La disperazione è il contrario della speranza?
Sì e no.
Sì, etimologicamente. Disperare nasce semplicemente dall’aggiunta del suffisso -de (in latino) al verbo sperare, per darne un significato negativo.
No, nella sostanza: e proprio in ragione del significato etimologico della parola speranza, che si ricollega al latino “spes”, che a sua volta deriva dalla radice sanscrita spa- che significa “tendere verso una meta”. Chi dispera, non necessariamente smette di tendere verso la direzione desiderata. Per chi intende attivamente la speranza, la disperazione non rappresenta la necessaria mancanza di quest’ultima. È come se il prefisso “de” si slegasse eccezionalmente dalla sua funzione di negazione ed assumesse quella di intensificare, accrescere. Così, la speranza di chi dispera non solo non cessa di esistere, ma si rafforza, raddoppia nel tentativo estremo di non cedere alla rassegnazione.
Chi si dispera non smette di “tendere verso la meta”. Si strappa le vesti, urla, rompe gli schemi, ma resta pur sempre animato da una forza dinamica, che è viva, che pulsa di passione e non cede all’apatia. Quella sì, irreversibile.

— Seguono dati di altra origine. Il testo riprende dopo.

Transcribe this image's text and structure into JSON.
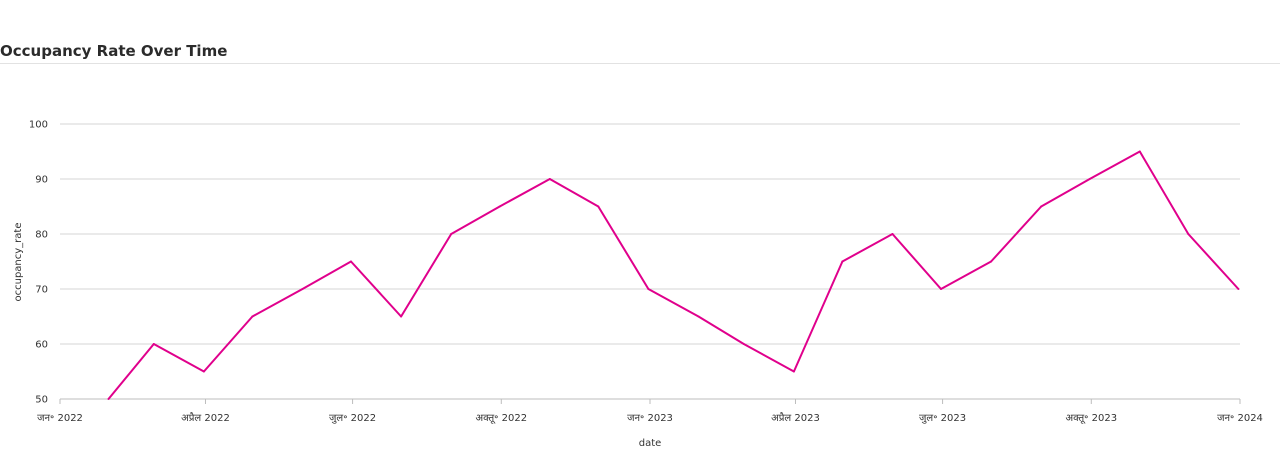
{
  "page": {
    "title": "Occupancy Rate Over Time"
  },
  "chart_data": {
    "type": "line",
    "title": "Occupancy Rate Over Time",
    "xlabel": "date",
    "ylabel": "occupancy_rate",
    "ylim": [
      50,
      100
    ],
    "yticks": [
      50,
      60,
      70,
      80,
      90,
      100
    ],
    "x_range": [
      "2022-01-01",
      "2024-01-01"
    ],
    "xticks": [
      {
        "date": "2022-01-01",
        "label": "जन॰ 2022"
      },
      {
        "date": "2022-04-01",
        "label": "अप्रैल 2022"
      },
      {
        "date": "2022-07-01",
        "label": "जुल॰ 2022"
      },
      {
        "date": "2022-10-01",
        "label": "अक्तू॰ 2022"
      },
      {
        "date": "2023-01-01",
        "label": "जन॰ 2023"
      },
      {
        "date": "2023-04-01",
        "label": "अप्रैल 2023"
      },
      {
        "date": "2023-07-01",
        "label": "जुल॰ 2023"
      },
      {
        "date": "2023-10-01",
        "label": "अक्तू॰ 2023"
      },
      {
        "date": "2024-01-01",
        "label": "जन॰ 2024"
      }
    ],
    "grid": true,
    "series": [
      {
        "color": "#e0008c",
        "points": [
          {
            "x": "2022-01-31",
            "y": 50
          },
          {
            "x": "2022-02-28",
            "y": 60
          },
          {
            "x": "2022-03-31",
            "y": 55
          },
          {
            "x": "2022-04-30",
            "y": 65
          },
          {
            "x": "2022-05-31",
            "y": 70
          },
          {
            "x": "2022-06-30",
            "y": 75
          },
          {
            "x": "2022-07-31",
            "y": 65
          },
          {
            "x": "2022-08-31",
            "y": 80
          },
          {
            "x": "2022-09-30",
            "y": 85
          },
          {
            "x": "2022-10-31",
            "y": 90
          },
          {
            "x": "2022-11-30",
            "y": 85
          },
          {
            "x": "2022-12-31",
            "y": 70
          },
          {
            "x": "2023-01-31",
            "y": 65
          },
          {
            "x": "2023-02-28",
            "y": 60
          },
          {
            "x": "2023-03-31",
            "y": 55
          },
          {
            "x": "2023-04-30",
            "y": 75
          },
          {
            "x": "2023-05-31",
            "y": 80
          },
          {
            "x": "2023-06-30",
            "y": 70
          },
          {
            "x": "2023-07-31",
            "y": 75
          },
          {
            "x": "2023-08-31",
            "y": 85
          },
          {
            "x": "2023-09-30",
            "y": 90
          },
          {
            "x": "2023-10-31",
            "y": 95
          },
          {
            "x": "2023-11-30",
            "y": 80
          },
          {
            "x": "2023-12-31",
            "y": 70
          }
        ]
      }
    ]
  }
}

“E se c’è un limite lo posso spostare. Più qua, più su”.

C’è forza nella disperazione. L’angoscia e l’istinto di conservazione fanno scaturire dal nostro
intimo delle risorse inaspettate, delle riserve eccezionali di energie, anche ai limiti del sovrumano.
E c’è coraggio nella disperazione. La convinzione di dover massimizzare gli sforzi pur di non soccombere, alimenta il coraggio (da cor, cuore), il prestare l’ampiezza del petto all’incerto, al pericolo, al dolore senza cedere alla paura.

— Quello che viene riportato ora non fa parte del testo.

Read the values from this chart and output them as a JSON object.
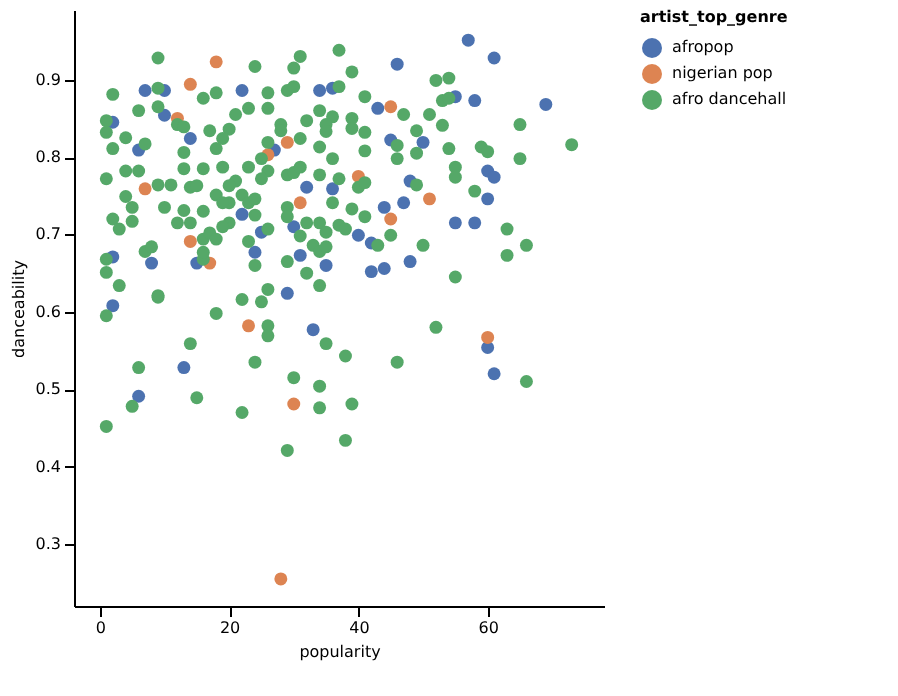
{
  "chart_data": {
    "type": "scatter",
    "xlabel": "popularity",
    "ylabel": "danceability",
    "legend_title": "artist_top_genre",
    "legend": "right",
    "grid": false,
    "xlim": [
      -4,
      78
    ],
    "ylim": [
      0.22,
      0.99
    ],
    "xticks": [
      0,
      20,
      40,
      60
    ],
    "yticks": [
      0.3,
      0.4,
      0.5,
      0.6,
      0.7,
      0.8,
      0.9
    ],
    "series": [
      {
        "name": "afropop",
        "color": "#4c72b0",
        "x": [
          57,
          61,
          46,
          69,
          7,
          10,
          22,
          34,
          36,
          55,
          58,
          43,
          10,
          2,
          14,
          6,
          27,
          45,
          50,
          32,
          36,
          48,
          60,
          61,
          60,
          44,
          47,
          22,
          30,
          55,
          58,
          40,
          42,
          25,
          15,
          8,
          2,
          24,
          35,
          42,
          44,
          48,
          31,
          29,
          33,
          13,
          6,
          60,
          61,
          2
        ],
        "values": [
          0.951,
          0.928,
          0.92,
          0.868,
          0.886,
          0.886,
          0.886,
          0.886,
          0.889,
          0.878,
          0.873,
          0.863,
          0.854,
          0.845,
          0.824,
          0.809,
          0.809,
          0.822,
          0.819,
          0.761,
          0.759,
          0.769,
          0.782,
          0.774,
          0.746,
          0.735,
          0.741,
          0.726,
          0.71,
          0.715,
          0.715,
          0.699,
          0.689,
          0.703,
          0.663,
          0.663,
          0.671,
          0.677,
          0.66,
          0.652,
          0.656,
          0.665,
          0.673,
          0.624,
          0.577,
          0.528,
          0.491,
          0.554,
          0.52,
          0.608
        ]
      },
      {
        "name": "nigerian pop",
        "color": "#dd8452",
        "x": [
          18,
          14,
          45,
          12,
          29,
          26,
          7,
          40,
          51,
          31,
          45,
          14,
          17,
          23,
          60,
          30,
          28
        ],
        "values": [
          0.923,
          0.894,
          0.865,
          0.85,
          0.819,
          0.803,
          0.759,
          0.775,
          0.746,
          0.741,
          0.72,
          0.691,
          0.663,
          0.582,
          0.567,
          0.481,
          0.255
        ]
      },
      {
        "name": "afro dancehall",
        "color": "#55a868",
        "x": [
          9,
          37,
          24,
          30,
          31,
          39,
          52,
          54,
          2,
          9,
          18,
          16,
          26,
          29,
          30,
          37,
          41,
          53,
          54,
          6,
          9,
          23,
          26,
          34,
          21,
          32,
          36,
          39,
          47,
          51,
          65,
          1,
          1,
          12,
          13,
          17,
          20,
          28,
          35,
          39,
          35,
          49,
          53,
          4,
          2,
          7,
          13,
          18,
          19,
          26,
          28,
          31,
          34,
          41,
          41,
          46,
          49,
          54,
          59,
          60,
          73,
          65,
          25,
          36,
          46,
          1,
          4,
          6,
          13,
          16,
          19,
          21,
          23,
          26,
          29,
          30,
          31,
          34,
          37,
          40,
          41,
          49,
          55,
          55,
          58,
          9,
          11,
          14,
          15,
          20,
          25,
          18,
          20,
          22,
          23,
          24,
          4,
          5,
          10,
          13,
          16,
          19,
          29,
          36,
          39,
          41,
          2,
          3,
          5,
          12,
          14,
          20,
          24,
          26,
          29,
          32,
          34,
          35,
          37,
          38,
          45,
          50,
          63,
          66,
          63,
          7,
          8,
          16,
          17,
          19,
          23,
          31,
          33,
          34,
          35,
          1,
          1,
          3,
          9,
          16,
          24,
          26,
          29,
          32,
          34,
          43,
          55,
          16,
          18,
          9,
          22,
          25,
          1,
          18,
          26,
          26,
          14,
          35,
          38,
          52,
          46,
          24,
          6,
          30,
          34,
          66,
          15,
          5,
          22,
          34,
          39,
          1,
          38,
          29
        ],
        "values": [
          0.928,
          0.938,
          0.917,
          0.915,
          0.93,
          0.91,
          0.899,
          0.902,
          0.881,
          0.889,
          0.883,
          0.876,
          0.883,
          0.886,
          0.891,
          0.891,
          0.878,
          0.873,
          0.876,
          0.86,
          0.865,
          0.863,
          0.863,
          0.86,
          0.855,
          0.847,
          0.852,
          0.85,
          0.855,
          0.855,
          0.842,
          0.847,
          0.832,
          0.842,
          0.839,
          0.834,
          0.836,
          0.842,
          0.842,
          0.837,
          0.833,
          0.834,
          0.841,
          0.825,
          0.811,
          0.817,
          0.806,
          0.811,
          0.824,
          0.819,
          0.834,
          0.824,
          0.813,
          0.832,
          0.808,
          0.815,
          0.805,
          0.811,
          0.813,
          0.807,
          0.816,
          0.798,
          0.798,
          0.798,
          0.798,
          0.772,
          0.782,
          0.782,
          0.785,
          0.785,
          0.787,
          0.769,
          0.787,
          0.782,
          0.777,
          0.78,
          0.787,
          0.777,
          0.772,
          0.761,
          0.767,
          0.764,
          0.787,
          0.774,
          0.756,
          0.764,
          0.764,
          0.761,
          0.763,
          0.763,
          0.772,
          0.751,
          0.741,
          0.751,
          0.741,
          0.746,
          0.749,
          0.735,
          0.735,
          0.731,
          0.73,
          0.741,
          0.735,
          0.741,
          0.733,
          0.723,
          0.72,
          0.707,
          0.717,
          0.715,
          0.715,
          0.715,
          0.725,
          0.707,
          0.723,
          0.715,
          0.715,
          0.703,
          0.712,
          0.707,
          0.699,
          0.686,
          0.707,
          0.686,
          0.673,
          0.678,
          0.684,
          0.694,
          0.702,
          0.71,
          0.691,
          0.698,
          0.686,
          0.678,
          0.684,
          0.668,
          0.651,
          0.634,
          0.621,
          0.668,
          0.66,
          0.629,
          0.665,
          0.65,
          0.634,
          0.686,
          0.645,
          0.677,
          0.694,
          0.619,
          0.616,
          0.613,
          0.595,
          0.598,
          0.582,
          0.569,
          0.559,
          0.559,
          0.543,
          0.58,
          0.535,
          0.535,
          0.528,
          0.515,
          0.504,
          0.51,
          0.489,
          0.478,
          0.47,
          0.476,
          0.481,
          0.452,
          0.434,
          0.421
        ]
      }
    ]
  }
}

Così come la disperazione dialoga con la speranza, non la nega, il coraggio non è l’assenza di paura, ma piuttosto il giudizio che c’è qualcosa di più importante della paura. È la volontà di non farsi schiacciare dalla paura (che condivide la stessa radice di pavimento e rimanda all’idea di sentirsi schiacciato, battuto) ma di farsela amica,  di farne esperienza, prenderla per mano e poi lasciarla andare. È l’intervento umano che supera l’istinto, motore responsabile che intimorito non cede al timore perché qualcosa di giusto lo chiede. Da dentro di lui.

Giunto al termine della mia riflessione, mi farebbe parecchio comodo concludere come Erri de Luca, invocando la necessità di farmi desiderare e, di fatto, fermarmi qui. Dato che, però, non sono Erri de luca, e che, quantomeno, mi spetta portare rispetto per quei pochi che oseranno leggere fino qui, mi tocca.

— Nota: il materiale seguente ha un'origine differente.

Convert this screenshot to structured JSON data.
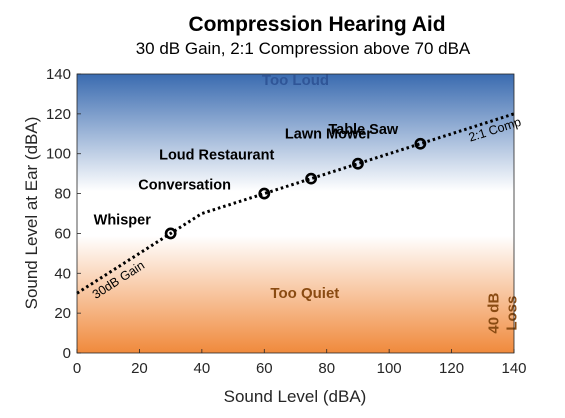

Il punto, in definitiva, non è capire se sia preferibile condurre un’esistenza votata alla speranza o alla disperazione. Il fatto stesso di porle come esperienze opposte, si basa su errore di fondo che vede nella Speranza l’attesa che qualcuno o qualcosa possa intercedere a nostro favore e nella disperazione la negazione che ciò possa accadere.
Se la Speranza diventa invece atto di determinazione, la disperazione ne estremizza l’intensità senza mutare il fine ultimo.
Ciò che conta è “succhiare la vita fino al midollo” . Disperando, se serve, e senza smettere di sperare. La felicità arriva soltanto quando spingiamo le nostre menti e i nostri cuori ai limiti estremi delle nostre capacità, perché lo scopo dell’esistenza è far sì che il fatto di aver vissuto comporti qualche differenza.

Perché, come ha letto Stefano Benni: “L’ora più bella della nostra vita è quella che non riusciamo a trovare, nel nostro passato come nel presente o nel futuro. Ci sfugge, ci costringe a inseguirla per poi subito metterla in dubbio. Eppure tutti noi dobbiamo almeno raccontarci di averne una, per poterla raccontare. Chissà, magari è stata l’ora in cui ci siamo presi, con la disobbedienza, il diritto alla felicità”.